What makes this continuing secrecy around the Bill even more puzzling is the fact that other legislative efforts by the DST have all been made publicly available at initial stages. Consider the Medical Devices Regulation Bill and more recently, the Innovation Act, both of which were put up on the DST website as soon as a draft was ready. As to why the same transparency norms cannot be followed in the case of the Indian Bayh Dole Bill is unfathomable. Who is the government afraid of here?
Perhaps this bill ought to be relabeled as the “Indian Publicly Funded Secret Bill”. And the recent Innovation Act with extensive provisions on “trade secrecy” ought to be expanded to include “secrecy” measures by the Government in drafting legislations of public import!
It is a real shame that even depsite myriad calls for transparency from the media and several stakeholders, the govt and FICCI continue to unabashedly keep this important piece of legislative effort a secret. And we are supposed to be the world’s largest democracy!
However, we are happy to note that the Minister is now “re-examining” the Bill to address certain concerns that have been raised. Unfortunately, the scope of review appears rather limited to nothing more than a mere dotting of T’s and I’s.
See this latest update from Soma Das of the Financial Express who notes:
“The government has decided to reconsider the aspects of the Bill that seeks to enable the universities and research institutions to patent government-funded research, before it is tabled in the Parliament….

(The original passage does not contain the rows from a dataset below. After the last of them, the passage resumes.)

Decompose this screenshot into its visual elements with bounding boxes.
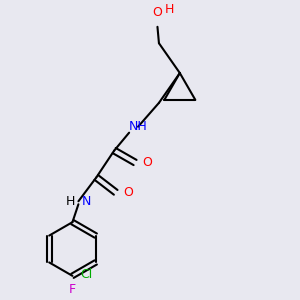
Text: Cl: Cl <box>81 268 93 281</box>
Text: N: N <box>81 195 91 208</box>
Text: NH: NH <box>129 120 147 133</box>
Text: H: H <box>165 3 174 16</box>
Text: O: O <box>152 6 162 19</box>
Text: F: F <box>69 283 76 296</box>
Text: O: O <box>142 156 152 169</box>
Text: O: O <box>123 186 133 199</box>
Text: H: H <box>66 195 75 208</box>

Although the Bill figured on the agenda of the Cabinet last Thursday, Sibal preferred a thorough review of the policy framework before a final decision on the issue is taken. Paying heed to the concerns that have been raised in several quarters and refuting claims that the Bill has not been made available for public debate, Sibal said that the bill will discussed thoroughly in public domain before it turns into an Act.
There are also other provisions envisaged in the Bill that led the experts, industry and NGOs to protest…..Shamnad Basheer of Oxford IP research centre feels in the current draft an inventor has no say in whether or not his/her invention is best left in the public domain. Instead, it is for the government-funding agency to decide the fate of the technology in question. He adds the Bill assumes that industry will not invest in university research unless such research is patented and then exclusively licensed to industry. However, in a few cases, particularly when the technologies stand for larger public good deserve wider dissemination, the Bill needs to encourage non-exclusive licensing.”
We are indeed happy that the Minister has withdrawn the Indian Bayh Dole bill to address certain concerns. However, we urge the Hon’ble Minister to use this occasion to promote transparency by publishing the Bill. And to engage the public more constructively by utilising their collective wisdom to arrive at a more evolved version of a bill.